A pensioner has been found guilty of murdering his estranged wife after she left him for an old flame she rekindled with via Facebook.
David Thomas, 74, killed 69-year-old Sheila Thomas on July 24 last year, a month after she left her husband of 50 years for a man she had known as a teenager.
The Old Bailey heard how mother-of-five Mrs Thomas had a fling with Victor Cassar in 1975 and they got together again after he sought her out on social media.
When the defendant found out, he had insisted his wife should move out of the family home in June 2018.
David Thomas later lay in wait, stabbed Mrs Thomas with a kitchen knife and bludgeoned her with a lump of wood at the family home in Herne Hill, south London.
Prosecutor Brian O’Neill QC told jurors it was a “planned killing”.
When police arrived at the scene of the crime, Thomas opened the door wearing a blood-soaked T-shirt and shorts, the court heard.
He told police that he had been stabbed during a fight and that Mrs Thomas was upstairs.
She was found in a bedroom with at least two stab wounds to the chest and head injuries.
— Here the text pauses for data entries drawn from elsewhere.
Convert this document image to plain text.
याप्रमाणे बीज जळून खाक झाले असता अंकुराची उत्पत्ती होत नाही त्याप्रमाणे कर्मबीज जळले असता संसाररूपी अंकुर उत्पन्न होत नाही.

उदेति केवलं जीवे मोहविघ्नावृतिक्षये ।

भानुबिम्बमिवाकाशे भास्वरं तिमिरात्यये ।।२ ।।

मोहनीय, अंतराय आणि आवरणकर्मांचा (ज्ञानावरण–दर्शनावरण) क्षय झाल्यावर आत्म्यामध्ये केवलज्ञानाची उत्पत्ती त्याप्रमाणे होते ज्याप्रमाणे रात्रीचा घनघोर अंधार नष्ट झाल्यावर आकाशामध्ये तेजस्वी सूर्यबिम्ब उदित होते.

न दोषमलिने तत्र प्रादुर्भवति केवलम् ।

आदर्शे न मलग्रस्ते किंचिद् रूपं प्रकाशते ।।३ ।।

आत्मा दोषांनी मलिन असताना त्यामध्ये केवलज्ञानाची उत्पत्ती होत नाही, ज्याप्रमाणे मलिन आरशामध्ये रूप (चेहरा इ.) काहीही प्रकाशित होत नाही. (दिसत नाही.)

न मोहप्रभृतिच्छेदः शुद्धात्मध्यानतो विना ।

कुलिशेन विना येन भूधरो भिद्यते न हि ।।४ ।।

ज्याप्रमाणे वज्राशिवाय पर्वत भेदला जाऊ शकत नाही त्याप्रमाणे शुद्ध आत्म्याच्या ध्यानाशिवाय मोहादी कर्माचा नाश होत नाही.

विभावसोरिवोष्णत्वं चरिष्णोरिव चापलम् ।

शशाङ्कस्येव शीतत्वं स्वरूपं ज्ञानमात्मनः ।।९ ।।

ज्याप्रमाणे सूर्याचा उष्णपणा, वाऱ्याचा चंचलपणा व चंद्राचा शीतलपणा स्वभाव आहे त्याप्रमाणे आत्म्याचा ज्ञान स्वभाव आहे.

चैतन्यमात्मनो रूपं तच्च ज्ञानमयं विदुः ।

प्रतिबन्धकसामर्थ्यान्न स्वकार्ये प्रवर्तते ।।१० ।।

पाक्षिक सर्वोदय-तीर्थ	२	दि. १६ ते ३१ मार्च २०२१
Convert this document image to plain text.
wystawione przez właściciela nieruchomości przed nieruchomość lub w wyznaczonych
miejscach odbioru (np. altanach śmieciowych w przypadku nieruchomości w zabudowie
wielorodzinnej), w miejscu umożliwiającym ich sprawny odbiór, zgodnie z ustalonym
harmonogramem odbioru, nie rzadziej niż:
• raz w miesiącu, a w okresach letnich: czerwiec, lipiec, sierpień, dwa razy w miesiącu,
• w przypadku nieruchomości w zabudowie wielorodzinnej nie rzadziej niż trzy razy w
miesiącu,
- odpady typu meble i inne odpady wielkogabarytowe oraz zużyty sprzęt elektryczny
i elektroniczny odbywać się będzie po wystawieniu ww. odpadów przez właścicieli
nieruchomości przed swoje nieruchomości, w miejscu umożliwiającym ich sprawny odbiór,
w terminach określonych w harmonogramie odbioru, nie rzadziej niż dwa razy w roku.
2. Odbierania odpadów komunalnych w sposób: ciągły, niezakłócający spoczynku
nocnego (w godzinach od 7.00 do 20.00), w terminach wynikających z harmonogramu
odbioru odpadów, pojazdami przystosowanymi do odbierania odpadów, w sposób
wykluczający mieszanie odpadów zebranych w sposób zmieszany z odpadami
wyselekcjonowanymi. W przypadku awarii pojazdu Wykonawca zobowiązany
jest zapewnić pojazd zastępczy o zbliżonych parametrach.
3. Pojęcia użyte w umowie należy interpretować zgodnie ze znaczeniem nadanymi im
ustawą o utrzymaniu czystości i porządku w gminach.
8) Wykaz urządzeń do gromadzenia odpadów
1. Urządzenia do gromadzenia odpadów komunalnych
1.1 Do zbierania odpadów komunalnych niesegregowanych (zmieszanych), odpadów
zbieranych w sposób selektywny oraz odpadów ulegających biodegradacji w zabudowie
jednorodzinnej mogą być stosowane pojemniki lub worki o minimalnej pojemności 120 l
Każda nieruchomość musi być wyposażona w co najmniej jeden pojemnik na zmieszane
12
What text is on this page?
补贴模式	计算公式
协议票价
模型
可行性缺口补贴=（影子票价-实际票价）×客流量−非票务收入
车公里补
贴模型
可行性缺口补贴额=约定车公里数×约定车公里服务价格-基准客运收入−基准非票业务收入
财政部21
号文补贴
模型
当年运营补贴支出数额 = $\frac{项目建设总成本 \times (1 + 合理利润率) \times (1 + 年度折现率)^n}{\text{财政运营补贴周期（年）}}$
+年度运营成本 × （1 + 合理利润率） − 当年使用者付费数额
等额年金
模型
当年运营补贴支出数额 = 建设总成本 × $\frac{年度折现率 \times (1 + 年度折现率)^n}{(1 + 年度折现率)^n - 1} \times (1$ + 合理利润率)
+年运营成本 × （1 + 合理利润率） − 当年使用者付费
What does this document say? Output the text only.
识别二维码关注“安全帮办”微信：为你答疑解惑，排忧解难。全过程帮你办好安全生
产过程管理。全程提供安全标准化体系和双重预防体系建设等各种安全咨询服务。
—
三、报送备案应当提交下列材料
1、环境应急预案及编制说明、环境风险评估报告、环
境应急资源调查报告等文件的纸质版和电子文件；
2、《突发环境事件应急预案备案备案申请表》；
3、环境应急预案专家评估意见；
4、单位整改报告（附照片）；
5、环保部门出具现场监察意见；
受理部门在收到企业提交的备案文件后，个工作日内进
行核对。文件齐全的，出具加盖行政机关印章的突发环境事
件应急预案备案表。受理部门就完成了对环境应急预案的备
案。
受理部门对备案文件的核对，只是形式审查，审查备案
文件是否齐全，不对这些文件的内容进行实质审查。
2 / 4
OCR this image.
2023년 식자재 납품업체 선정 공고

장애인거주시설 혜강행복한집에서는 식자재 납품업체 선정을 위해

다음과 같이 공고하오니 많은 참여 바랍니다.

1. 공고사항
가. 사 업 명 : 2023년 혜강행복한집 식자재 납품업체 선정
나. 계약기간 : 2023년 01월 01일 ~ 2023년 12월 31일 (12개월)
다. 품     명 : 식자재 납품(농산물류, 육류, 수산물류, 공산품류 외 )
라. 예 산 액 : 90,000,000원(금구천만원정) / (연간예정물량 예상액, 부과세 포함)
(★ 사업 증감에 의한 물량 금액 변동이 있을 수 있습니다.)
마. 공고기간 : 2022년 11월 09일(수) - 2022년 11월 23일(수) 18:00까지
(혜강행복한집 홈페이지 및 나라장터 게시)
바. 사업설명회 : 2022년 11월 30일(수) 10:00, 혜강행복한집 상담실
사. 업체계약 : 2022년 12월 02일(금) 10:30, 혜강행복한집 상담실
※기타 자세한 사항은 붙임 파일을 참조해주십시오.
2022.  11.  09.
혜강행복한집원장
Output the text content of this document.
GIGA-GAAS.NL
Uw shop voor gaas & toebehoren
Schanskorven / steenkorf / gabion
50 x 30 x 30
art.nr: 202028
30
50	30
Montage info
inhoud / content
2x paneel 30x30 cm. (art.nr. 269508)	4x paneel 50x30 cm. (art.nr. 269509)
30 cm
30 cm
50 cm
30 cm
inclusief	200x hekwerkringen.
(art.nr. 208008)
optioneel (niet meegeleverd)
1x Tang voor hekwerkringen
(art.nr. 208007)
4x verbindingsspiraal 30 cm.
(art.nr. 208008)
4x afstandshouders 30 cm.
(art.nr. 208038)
Giving evidence, Thomas told jurors he had “lost control” after his wife claimed he was not the father of two of their daughters.
She told him she “detested” having sex with him and that she should have left him years ago, the court heard. “She said ‘I will tell you something now you don’t want to know…you are not the father to two of your daughters,”‘ Thomas said.
A jury deliberated for nine and a half hours to find Thomas guilty of murder by a majority of 11 to one.
Judge Richard Marks QC remanded the defendant into custody to be sentenced on Thursday.